There are worse ways to die.
Not to minimize Lily’s fate. She has ALS and her body is starting to betray her. Rather than spend her final months hooked up to tubes, unable to even feed herself, Lily has invited the extended family to her Architectural Digest-friendly home in the Hamptons — and once the weekend is over, her husband, who just happens to be a very successful doctor, will administer a concoction that will put Lily to sleep, never to wake up again.

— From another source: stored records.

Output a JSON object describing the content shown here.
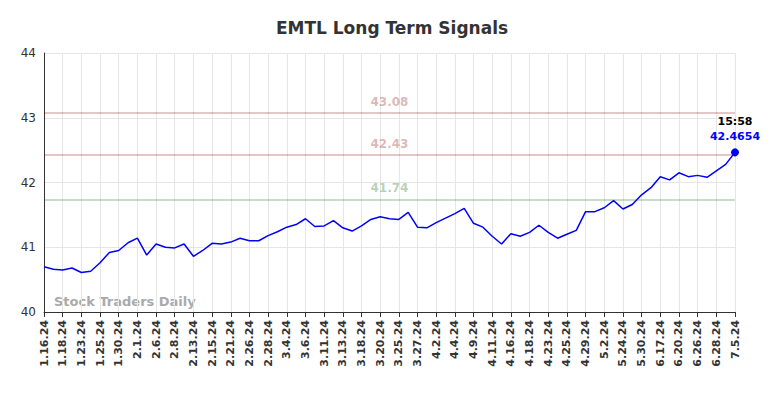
{
  "chart_data": {
    "type": "line",
    "title": "EMTL Long Term Signals",
    "categories": [
      "1.16.24",
      null,
      "1.18.24",
      null,
      "1.23.24",
      null,
      "1.25.24",
      null,
      "1.30.24",
      null,
      "2.1.24",
      null,
      "2.6.24",
      null,
      "2.8.24",
      null,
      "2.13.24",
      null,
      "2.15.24",
      null,
      "2.21.24",
      null,
      "2.26.24",
      null,
      "2.28.24",
      null,
      "3.4.24",
      null,
      "3.6.24",
      null,
      "3.11.24",
      null,
      "3.13.24",
      null,
      "3.18.24",
      null,
      "3.20.24",
      null,
      "3.25.24",
      null,
      "3.27.24",
      null,
      "4.2.24",
      null,
      "4.4.24",
      null,
      "4.9.24",
      null,
      "4.11.24",
      null,
      "4.16.24",
      null,
      "4.18.24",
      null,
      "4.23.24",
      null,
      "4.25.24",
      null,
      "4.29.24",
      null,
      "5.2.24",
      null,
      "5.24.24",
      null,
      "5.30.24",
      null,
      "6.17.24",
      null,
      "6.20.24",
      null,
      "6.26.24",
      null,
      "6.28.24",
      null,
      "7.5.24"
    ],
    "values": [
      40.7,
      40.66,
      40.65,
      40.68,
      40.61,
      40.63,
      40.76,
      40.92,
      40.95,
      41.07,
      41.14,
      40.88,
      41.05,
      41.0,
      40.99,
      41.05,
      40.86,
      40.95,
      41.06,
      41.05,
      41.08,
      41.14,
      41.1,
      41.1,
      41.18,
      41.24,
      41.31,
      41.35,
      41.44,
      41.32,
      41.33,
      41.41,
      41.3,
      41.25,
      41.33,
      41.43,
      41.47,
      41.44,
      41.43,
      41.54,
      41.31,
      41.3,
      41.38,
      41.45,
      41.52,
      41.6,
      41.37,
      41.31,
      41.17,
      41.05,
      41.21,
      41.17,
      41.23,
      41.34,
      41.23,
      41.14,
      41.2,
      41.26,
      41.55,
      41.55,
      41.61,
      41.72,
      41.59,
      41.66,
      41.81,
      41.92,
      42.09,
      42.04,
      42.15,
      42.09,
      42.11,
      42.08,
      42.18,
      42.28,
      42.4654
    ],
    "color": "#0000ff",
    "ylim": [
      40,
      44
    ],
    "yticks": [
      40,
      41,
      42,
      43,
      44
    ],
    "grid": true,
    "reference_lines": [
      {
        "value": 43.08,
        "color": "#8b0000"
      },
      {
        "value": 42.43,
        "color": "#8b0000"
      },
      {
        "value": 41.74,
        "color": "#006400"
      }
    ],
    "last_point_time": "15:58",
    "watermark": "Stock Traders Daily"
  }
}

As I said: Worse ways to die, right?
This is the setup for Roger Michell’s keep-the-box-of-tissues-close, family melodrama “Blackbird,” a remake of the Danish film “Silent Heart.” It’s a great-looking film, from the autumnal beauty of the exteriors (with the South Coast of England doubling for the Hamptons) to the exquisite set design of Lily’s home to the Ralph Lauren catalog-style outfits worn by this WASP-y family. The material can get awfully sudsy and we can see a couple of the big reveals coming two scenes in advance, but on balance this is a well-written, moving story bolstered by an outstanding cast.
Fifty years — FIFTY YEARS — after making a memorable screen debut in “Joe,” the majestic Susan Sarandon is still at the top of her game as Lily, who has lived a long and rich life, from her activism to her marriage to a loving husband Paul (Sam Neill) to her two grown two daughters, Jennifer (Kate Winslet) and Anna (Mia Wasikowska). Lily’s illness has reached the stage where it’s a struggle for her to get out of bed in the morning, navigate the stairs, hold a glass of wine in her hand. As the family members start to arrive for this final weekend, she’s more certain than ever the time has come to end it. (Yes, euthanasia is illegal, and there’s a scene where Paul explains exactly how the crime will be carried out, in a way that shouldn’t arouse suspicion. Hmmm. He might need a lawyer, just in case.)
Jennifer, the oldest daughter, arrives with her cheerfully nerdy husband Michael (Rainn Wilson), who loves to spout fun facts nobody cares about, and their teenage son Jonathan (Anson Boon), who’s brooding and distant because, well, he’s a teenager. They’re soon followed by Anna and her girlfriend Chris (Bex Taylor-Klaus). Rounding out the group: Lindsay Duncan’s Liz, who has been best friends with Lily since college and is so close to the family she’s in nearly every vacation photo through the years. It’s almost … suspicious how close Liz is to Lily. Or is it Paul?
Control-freak, judgmental Jennifer can’t believe the irresponsible Anna — who has battled addiction and has gone off the family grid for months — showed up with Chris. I thought that was over, she says. Are you even sure you’re a lesbian? One can practically see the fireworks sure to explode at some point over this long weekend.
Lily decrees they should hold Christmas even though it’s a month away, so a tree is procured and a lavish meal is prepared. When Lily hands out specially selected gifts to each guest at the dinner table, it’s waterworks time. But despite Lily’s stated wish for a “normal” weekend, free of drama, things start to unravel when one of the sisters plots to call 911 and thwart the suicide, and the other happens upon a moment that throws her world upside down. Before it’s over, everyone in this fine cast gets a showcase moment to display some serious acting chops.
This is Sarandon’s movie and she deftly handles the moments of light humor as well as the inevitable heavy scenes. Everyone in the supporting cast is terrific, but the standout is Mia Wasikowska, playing what could have been a clichéd character — the rebellious, overlooked, troubled younger sister — and turning Anna into a sometimes maddening, sometimes heartbreaking, complex character whose life could still go either way after this game-changing weekend. We know Paul’s going to be all right even though he’ll have to carry on without the love of his life; we know Jennifer is going to be all right because she won’t allow anything less. We hope Anna finds her way.